Отсутствовал страх и у Фоша. Чего бояться, если ты уже прожил то, в чем тебя не стало. Разум зверя работал четко. На него накручивались одна на другую весьма похожие спирали его жизни. О себе он узнал все, что посчитал нужным хозяин, впечатавший ему в память повелевающее: «Хранить вечно!» Фош же, после того, как память пролистала ему всеобъемлющую летопись его жизни на Земле, добавил: «И мстить, тоже — вечно!» Дьявол остался доволен достигнутым результатом. Нужда в пространных повторах истории жизни зверь-птицы становилась невостребованной. Сопроводить посланца антимира до цели он предназначил главным вехам его прошлого. Сила их воздействия на разум Фоша была достаточной, чтобы не дать угаснуть, пылающему в нем огню мести. В сжатом до плотности взрыва виде, вся сага его земного существования свелась Дьяволом к следующему.
Грифон Дьявола — Фош — родился за семь лет до того, как Создатель уничтожил весь вид этого животного. К моменту трагедии он шагнул в возраст, когда, взятые им от родителей, сила и красота достигли вершины. Ему суждено было стать лучшим из лучших среди себе подобных и оставить прекрасное, многочисленное потомство — предмет гордости и достоинства, выбранных им подруг. Лучшим в окружении сородичей он уже стал, а потомство — свидетельство звериной силы и любви слабого пола, стремительно набирало численность.
Его уже признали вожаком своего рода — редчайший случай в виде Грифонов, никогда не сбивающихся в стаи, кланы и прайды.
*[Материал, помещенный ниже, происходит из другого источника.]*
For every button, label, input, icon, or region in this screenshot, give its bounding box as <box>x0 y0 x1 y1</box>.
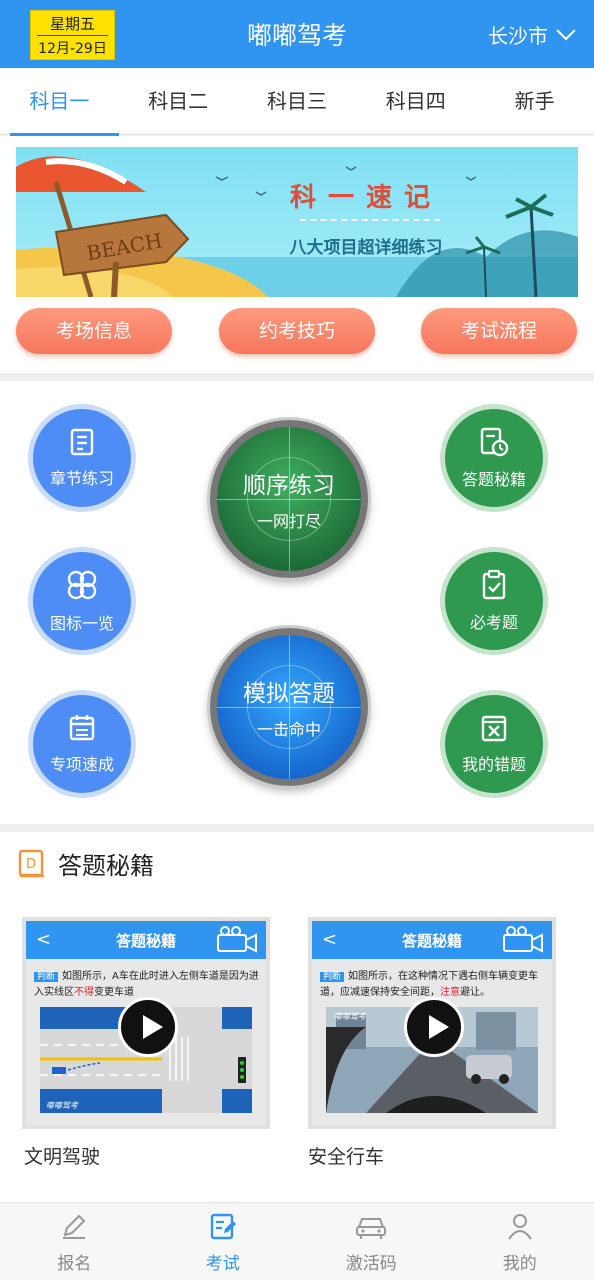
exam-process-button[interactable]: 考试流程 <box>421 308 577 354</box>
promo-banner[interactable]: BEACH 科一速记 八大项目超详细练习 <box>16 147 578 297</box>
answer-tips-button[interactable]: 答题秘籍 <box>440 404 548 512</box>
sequential-practice-title: 顺序练习 <box>243 473 335 499</box>
chapter-practice-button[interactable]: 章节练习 <box>28 404 136 512</box>
booking-tips-button[interactable]: 约考技巧 <box>219 308 375 354</box>
clock-document-icon <box>480 427 509 457</box>
wrong-answers-label: 我的错题 <box>461 755 526 774</box>
bottom-navigation: 报名 考试 激活码 我的 <box>0 1202 594 1280</box>
judge-tag-1: 判断 <box>34 972 59 982</box>
nav-profile[interactable]: 我的 <box>446 1203 594 1280</box>
nav-profile-label: 我的 <box>502 1254 537 1274</box>
video-card-2[interactable]: < 答题秘籍 判断 如图所示，在这种情况下遇右侧车辆变更车道，应减速保持安全间距，… <box>308 917 556 1129</box>
city-label: 长沙市 <box>488 24 548 48</box>
tab-beginner[interactable]: 新手 <box>475 68 594 133</box>
play-button-icon[interactable] <box>118 997 178 1057</box>
banner-title: 科一速记 <box>289 183 442 213</box>
watermark-text-1: 嘟嘟驾考 <box>46 1101 79 1110</box>
judge-tag-2: 判断 <box>320 972 345 982</box>
video-card-1[interactable]: < 答题秘籍 判断 如图所示，A车在此时进入左侧车道是因为进入实线区不得变更车道 … <box>22 917 270 1129</box>
sign-overview-label: 图标一览 <box>49 614 114 633</box>
clover-icon <box>67 570 97 600</box>
svg-text:D: D <box>26 857 36 872</box>
watermark-text-2: 嘟嘟驾考 <box>334 1012 367 1021</box>
subject-tabs: 科目一 科目二 科目三 科目四 新手 <box>0 68 594 136</box>
mock-exam-button[interactable]: 模拟答题 一击命中 <box>210 628 368 786</box>
banner-subtitle: 八大项目超详细练习 <box>289 238 443 258</box>
tab-subject-3[interactable]: 科目三 <box>238 68 357 133</box>
pen-icon <box>63 1214 86 1239</box>
sequential-practice-subtitle: 一网打尽 <box>256 512 321 531</box>
calendar-list-icon <box>69 715 95 741</box>
city-selector[interactable]: 长沙市 <box>488 20 576 49</box>
top-bar: 星期五 12月-29日 嘟嘟驾考 长沙市 <box>0 0 594 68</box>
beach-illustration: BEACH <box>16 156 578 297</box>
nav-signup[interactable]: 报名 <box>0 1203 149 1280</box>
tab-subject-1[interactable]: 科目一 <box>0 68 119 136</box>
tab-subject-4[interactable]: 科目四 <box>356 68 475 133</box>
tips-section-header: D 答题秘籍 <box>18 846 154 881</box>
clipboard-icon <box>482 569 506 600</box>
video-camera-icon <box>503 926 543 953</box>
document-icon <box>70 428 94 456</box>
wrong-answers-button[interactable]: 我的错题 <box>440 690 548 798</box>
error-book-icon <box>481 715 507 742</box>
edit-note-icon <box>210 1213 236 1240</box>
special-training-label: 专项速成 <box>49 755 114 774</box>
car-icon <box>356 1218 387 1239</box>
special-training-button[interactable]: 专项速成 <box>28 690 136 798</box>
nav-activation-code-label: 激活码 <box>345 1254 397 1274</box>
nav-exam-label: 考试 <box>205 1254 240 1274</box>
person-icon <box>507 1214 532 1240</box>
sequential-practice-button[interactable]: 顺序练习 一网打尽 <box>210 420 368 578</box>
play-button-icon[interactable] <box>404 997 464 1057</box>
chapter-practice-label: 章节练习 <box>49 469 114 488</box>
tab-subject-2[interactable]: 科目二 <box>119 68 238 133</box>
nav-signup-label: 报名 <box>57 1254 92 1274</box>
nav-exam[interactable]: 考试 <box>149 1203 298 1280</box>
video-camera-icon <box>217 926 257 953</box>
answer-tips-label: 答题秘籍 <box>461 470 526 489</box>
mock-exam-subtitle: 一击命中 <box>256 720 321 739</box>
video-caption-2: 安全行车 <box>308 1146 385 1168</box>
video-question-2: 判断 如图所示，在这种情况下遇右侧车辆变更车道，应减速保持安全间距，注意避让。 <box>320 971 539 998</box>
video-question-1: 判断 如图所示，A车在此时进入左侧车道是因为进入实线区不得变更车道 <box>34 971 259 998</box>
section-title: 答题秘籍 <box>58 852 154 880</box>
chevron-down-icon <box>556 28 576 40</box>
must-test-label: 必考题 <box>469 613 518 632</box>
sign-overview-button[interactable]: 图标一览 <box>28 547 136 655</box>
exam-site-info-button[interactable]: 考场信息 <box>16 308 172 354</box>
nav-activation-code[interactable]: 激活码 <box>297 1203 446 1280</box>
mock-exam-title: 模拟答题 <box>243 681 335 707</box>
book-icon: D <box>18 849 44 877</box>
video-caption-1: 文明驾驶 <box>24 1146 101 1168</box>
must-test-button[interactable]: 必考题 <box>440 547 548 655</box>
Этот зверь всегда предпочитал вести жизнь одиночки. Однако отвага, проявленная Фошем при защите ареала обитания его рода, подруг и потомства от другого, не менее хитрого и храброго, но более жестокого зверья, заставила сородичей признать его первенство над собой. Они не склоняли при его появлении голов, поджимая хвосты. Такое им не было присуще. Но добрый кусок от добычи всегда был наготове у каждого, чтобы им поделиться с тем, кто, по подсказке их инстинктов, олицетворял высшую доблесть этих необычных животных.
Фош чувствовал исключительность своего положения и, проявляя мудрость, старался им не пользоваться. Большая часть времени у него уходила на охоту в лесистых горах, чем на поиски встреч с другими Грифонами. Таясь в тишине горных пещер и расщелин, он высматривал добычу, врезаясь в нее с орлиным бесстрашием, словно заостренный ветрами огромный камень, сорвавшийся со скалистого уступа. Фош всегда старался брать только свое, даже, когда голод становился сильнее страха за жизнь.
С обожаемых им гор, он отлично видел все владения своего рода. С них ему нетрудно было неожиданным рывком настигнуть и разорвать всякого, кто решится с недобрым умыслом пересечь их границу. Изумрудные заросли ущелий и журчащие родники этих гор хранили его любовь. Сюда он приводил своих подруг. Здесь он первым ласково трепал, еще не тронутые порослью, затылки, появившихся на свет потомков. Благодаря ему, они, только что, сбросив родовую пелену с глаз, начинали вставать на крыло.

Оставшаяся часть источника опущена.